Yesterday, BBC News published a short article based on a radio program featuring Malcolm Gladwell. Gladwell’s radio presentation was entitled Listening in Vietnam. The article drawn from the program was entitled Could One Man Have Shortened the Vietnam War? Both pieces are instructive for interviewers on the art of listening without bias.
Gladwell tells the story of the Vietnam War “morale project” conducted by the U.S. government. Essentially, as Gladwell tells it, the government wanted to collect evidence on what it would take to break the will of the North Vietnamese, an enemy about which little was known and little was understood. Leon Goure gathered interview data to help the Americans understand “what the North Vietnamese were thinking.” Sixty-one thousand pages of interview transcripts were created, translated, and analyzed for this project. Goure concluded that the North Vietnamese were demoralized and about to give up. Just a little more bombing was needed. Goure’s findings “formed the justification for U.S. policy in Vietnam.”

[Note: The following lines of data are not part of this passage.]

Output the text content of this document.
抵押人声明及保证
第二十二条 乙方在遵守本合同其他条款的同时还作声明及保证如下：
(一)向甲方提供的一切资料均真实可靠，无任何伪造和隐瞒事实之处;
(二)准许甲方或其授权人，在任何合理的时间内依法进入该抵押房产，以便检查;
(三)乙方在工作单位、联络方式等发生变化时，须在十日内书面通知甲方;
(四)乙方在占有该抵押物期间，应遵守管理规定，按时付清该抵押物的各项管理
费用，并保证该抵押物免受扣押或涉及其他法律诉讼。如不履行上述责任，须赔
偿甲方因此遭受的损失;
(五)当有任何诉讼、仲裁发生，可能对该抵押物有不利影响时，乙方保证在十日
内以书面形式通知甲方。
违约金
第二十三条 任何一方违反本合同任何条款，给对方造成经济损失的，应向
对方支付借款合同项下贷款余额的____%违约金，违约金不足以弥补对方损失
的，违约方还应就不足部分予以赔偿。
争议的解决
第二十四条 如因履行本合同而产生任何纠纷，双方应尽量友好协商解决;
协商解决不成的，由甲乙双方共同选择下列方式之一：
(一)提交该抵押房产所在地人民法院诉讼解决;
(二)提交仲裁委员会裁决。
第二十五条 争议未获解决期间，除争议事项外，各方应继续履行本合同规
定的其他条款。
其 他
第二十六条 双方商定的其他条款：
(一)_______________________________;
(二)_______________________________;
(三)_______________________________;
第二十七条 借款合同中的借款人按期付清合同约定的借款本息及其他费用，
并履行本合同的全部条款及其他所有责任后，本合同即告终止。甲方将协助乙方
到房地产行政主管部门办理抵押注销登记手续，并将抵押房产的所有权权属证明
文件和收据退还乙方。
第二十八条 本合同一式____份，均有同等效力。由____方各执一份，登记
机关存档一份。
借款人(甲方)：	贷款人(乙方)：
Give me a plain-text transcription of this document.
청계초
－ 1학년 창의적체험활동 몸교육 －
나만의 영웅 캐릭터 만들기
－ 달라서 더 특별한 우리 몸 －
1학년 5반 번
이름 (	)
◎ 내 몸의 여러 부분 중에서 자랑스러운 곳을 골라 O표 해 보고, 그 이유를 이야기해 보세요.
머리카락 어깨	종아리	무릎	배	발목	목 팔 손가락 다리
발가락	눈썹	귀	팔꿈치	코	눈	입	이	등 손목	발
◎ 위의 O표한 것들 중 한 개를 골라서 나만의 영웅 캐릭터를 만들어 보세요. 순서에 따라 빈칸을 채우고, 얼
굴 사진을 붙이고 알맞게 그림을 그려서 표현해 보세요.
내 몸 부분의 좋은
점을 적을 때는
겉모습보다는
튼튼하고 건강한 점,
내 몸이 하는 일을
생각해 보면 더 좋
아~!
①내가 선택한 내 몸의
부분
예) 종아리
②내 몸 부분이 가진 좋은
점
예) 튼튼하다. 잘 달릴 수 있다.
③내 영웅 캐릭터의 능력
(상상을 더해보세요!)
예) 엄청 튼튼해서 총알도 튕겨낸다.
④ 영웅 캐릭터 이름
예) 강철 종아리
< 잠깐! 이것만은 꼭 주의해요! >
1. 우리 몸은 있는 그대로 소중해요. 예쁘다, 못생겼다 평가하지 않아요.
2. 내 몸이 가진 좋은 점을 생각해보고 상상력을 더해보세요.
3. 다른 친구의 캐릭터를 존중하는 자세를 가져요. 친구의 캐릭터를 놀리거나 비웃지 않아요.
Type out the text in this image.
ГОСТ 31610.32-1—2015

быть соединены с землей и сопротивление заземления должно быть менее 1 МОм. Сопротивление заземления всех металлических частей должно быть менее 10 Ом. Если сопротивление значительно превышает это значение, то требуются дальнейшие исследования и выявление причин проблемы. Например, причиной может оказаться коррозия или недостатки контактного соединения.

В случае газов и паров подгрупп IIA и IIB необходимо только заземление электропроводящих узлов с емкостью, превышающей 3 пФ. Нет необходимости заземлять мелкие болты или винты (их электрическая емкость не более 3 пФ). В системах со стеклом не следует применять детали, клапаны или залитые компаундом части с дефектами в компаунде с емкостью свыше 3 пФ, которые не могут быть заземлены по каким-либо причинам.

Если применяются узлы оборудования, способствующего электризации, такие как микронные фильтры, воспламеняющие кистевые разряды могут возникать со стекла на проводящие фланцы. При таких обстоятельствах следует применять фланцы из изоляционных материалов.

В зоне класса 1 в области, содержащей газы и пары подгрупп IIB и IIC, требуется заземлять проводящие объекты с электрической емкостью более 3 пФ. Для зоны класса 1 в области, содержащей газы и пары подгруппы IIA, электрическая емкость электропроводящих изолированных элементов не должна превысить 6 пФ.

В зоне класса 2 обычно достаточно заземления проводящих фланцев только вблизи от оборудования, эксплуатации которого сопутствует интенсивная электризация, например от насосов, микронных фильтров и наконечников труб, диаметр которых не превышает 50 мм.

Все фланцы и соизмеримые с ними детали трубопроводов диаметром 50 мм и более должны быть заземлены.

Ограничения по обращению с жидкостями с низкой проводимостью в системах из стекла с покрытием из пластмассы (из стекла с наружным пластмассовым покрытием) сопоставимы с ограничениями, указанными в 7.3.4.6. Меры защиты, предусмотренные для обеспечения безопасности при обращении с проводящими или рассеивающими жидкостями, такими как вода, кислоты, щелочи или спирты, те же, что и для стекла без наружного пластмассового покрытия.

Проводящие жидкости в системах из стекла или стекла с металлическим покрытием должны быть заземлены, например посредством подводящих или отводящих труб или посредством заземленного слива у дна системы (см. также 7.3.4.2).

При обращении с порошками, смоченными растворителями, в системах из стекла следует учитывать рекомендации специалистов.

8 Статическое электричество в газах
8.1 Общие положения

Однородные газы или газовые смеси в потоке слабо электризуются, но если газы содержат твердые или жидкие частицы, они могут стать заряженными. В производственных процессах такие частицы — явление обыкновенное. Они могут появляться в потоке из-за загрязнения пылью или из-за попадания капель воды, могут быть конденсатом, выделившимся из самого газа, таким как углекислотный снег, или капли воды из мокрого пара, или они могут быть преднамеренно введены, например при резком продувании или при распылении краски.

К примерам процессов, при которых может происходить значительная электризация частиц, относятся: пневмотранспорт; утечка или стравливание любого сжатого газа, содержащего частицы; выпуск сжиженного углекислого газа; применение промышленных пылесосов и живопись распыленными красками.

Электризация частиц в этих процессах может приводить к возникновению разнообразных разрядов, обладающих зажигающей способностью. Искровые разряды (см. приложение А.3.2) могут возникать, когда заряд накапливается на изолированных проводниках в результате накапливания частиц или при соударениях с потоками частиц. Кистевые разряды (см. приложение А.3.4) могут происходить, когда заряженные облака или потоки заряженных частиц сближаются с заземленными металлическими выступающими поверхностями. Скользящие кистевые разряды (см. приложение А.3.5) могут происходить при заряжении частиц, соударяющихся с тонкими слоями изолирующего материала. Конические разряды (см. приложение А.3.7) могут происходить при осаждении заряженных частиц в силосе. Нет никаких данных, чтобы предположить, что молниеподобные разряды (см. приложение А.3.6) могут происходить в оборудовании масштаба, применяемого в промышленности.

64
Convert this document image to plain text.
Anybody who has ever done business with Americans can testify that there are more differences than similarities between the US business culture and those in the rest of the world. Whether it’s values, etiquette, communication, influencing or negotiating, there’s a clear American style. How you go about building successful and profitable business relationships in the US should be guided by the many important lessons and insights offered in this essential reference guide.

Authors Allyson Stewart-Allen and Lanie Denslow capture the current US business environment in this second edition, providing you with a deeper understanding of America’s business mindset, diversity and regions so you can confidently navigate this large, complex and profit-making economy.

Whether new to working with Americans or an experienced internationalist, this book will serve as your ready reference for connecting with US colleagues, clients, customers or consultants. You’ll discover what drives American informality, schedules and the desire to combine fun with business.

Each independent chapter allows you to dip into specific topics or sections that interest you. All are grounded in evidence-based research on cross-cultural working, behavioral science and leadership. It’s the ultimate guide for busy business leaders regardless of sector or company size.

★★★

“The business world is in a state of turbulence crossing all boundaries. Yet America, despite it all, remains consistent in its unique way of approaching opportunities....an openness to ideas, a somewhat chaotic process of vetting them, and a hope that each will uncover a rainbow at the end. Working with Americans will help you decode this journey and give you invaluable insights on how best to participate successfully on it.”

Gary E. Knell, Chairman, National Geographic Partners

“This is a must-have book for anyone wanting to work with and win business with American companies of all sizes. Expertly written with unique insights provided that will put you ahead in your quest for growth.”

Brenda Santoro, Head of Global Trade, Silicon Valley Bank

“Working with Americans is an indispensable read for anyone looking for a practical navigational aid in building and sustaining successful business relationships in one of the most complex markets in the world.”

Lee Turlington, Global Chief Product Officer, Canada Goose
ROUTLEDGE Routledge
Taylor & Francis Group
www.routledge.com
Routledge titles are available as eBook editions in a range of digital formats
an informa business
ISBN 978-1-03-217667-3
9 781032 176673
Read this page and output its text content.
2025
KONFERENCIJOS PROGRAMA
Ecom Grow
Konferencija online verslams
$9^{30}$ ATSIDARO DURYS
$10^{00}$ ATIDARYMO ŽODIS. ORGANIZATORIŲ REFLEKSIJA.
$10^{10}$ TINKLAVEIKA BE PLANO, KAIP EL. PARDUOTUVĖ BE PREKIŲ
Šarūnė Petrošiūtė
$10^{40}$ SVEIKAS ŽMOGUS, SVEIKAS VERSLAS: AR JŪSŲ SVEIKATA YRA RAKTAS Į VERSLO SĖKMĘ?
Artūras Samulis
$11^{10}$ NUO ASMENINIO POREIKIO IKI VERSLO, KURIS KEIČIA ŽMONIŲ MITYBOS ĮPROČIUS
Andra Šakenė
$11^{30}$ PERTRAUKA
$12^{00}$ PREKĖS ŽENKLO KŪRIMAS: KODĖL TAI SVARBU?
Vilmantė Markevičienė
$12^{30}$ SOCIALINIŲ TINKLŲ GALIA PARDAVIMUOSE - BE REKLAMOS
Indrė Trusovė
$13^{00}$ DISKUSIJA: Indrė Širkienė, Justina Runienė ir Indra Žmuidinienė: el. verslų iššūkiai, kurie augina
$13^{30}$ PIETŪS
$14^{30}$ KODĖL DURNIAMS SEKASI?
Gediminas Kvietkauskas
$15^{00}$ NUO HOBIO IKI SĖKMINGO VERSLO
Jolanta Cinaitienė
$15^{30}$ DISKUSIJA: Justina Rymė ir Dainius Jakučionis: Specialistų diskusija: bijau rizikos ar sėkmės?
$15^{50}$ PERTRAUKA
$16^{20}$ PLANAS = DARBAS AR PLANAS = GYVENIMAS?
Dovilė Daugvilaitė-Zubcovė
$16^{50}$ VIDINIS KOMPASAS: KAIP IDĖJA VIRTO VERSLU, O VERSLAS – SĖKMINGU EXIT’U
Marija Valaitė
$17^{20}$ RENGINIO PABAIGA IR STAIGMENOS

However, another researcher, named Konrad Kellen, reached a different conclusion based on the very same interviews. He concluded that the U.S. could not win the war. Why? He read the transcripts carefully and objectively. He “listened” to every word. He noticed contradictions and created a theory that would make sense of them. Goure, on the other hand, read the interviews through the lens of his own assumptions and biases. He disregarded information that did not support his foregone conclusions. Time proved Kellen correct; but the people who shared Goure’s biases were the ones setting policy.
The lessons for qualitative researchers? Gathering information through interviews is only part of the job. Interpreting — making sense of — that information is equally important. A good interviewer listens. A good interviewer is objective, unbiased, and avoids foregone conclusions. A good interviewer pays attention to the data that seem contrary, contradictory, and unexpected. Then, he or she builds an explanation that encompasses all of the data. Inconvenient data cannot just be cast aside; it is part of the puzzle.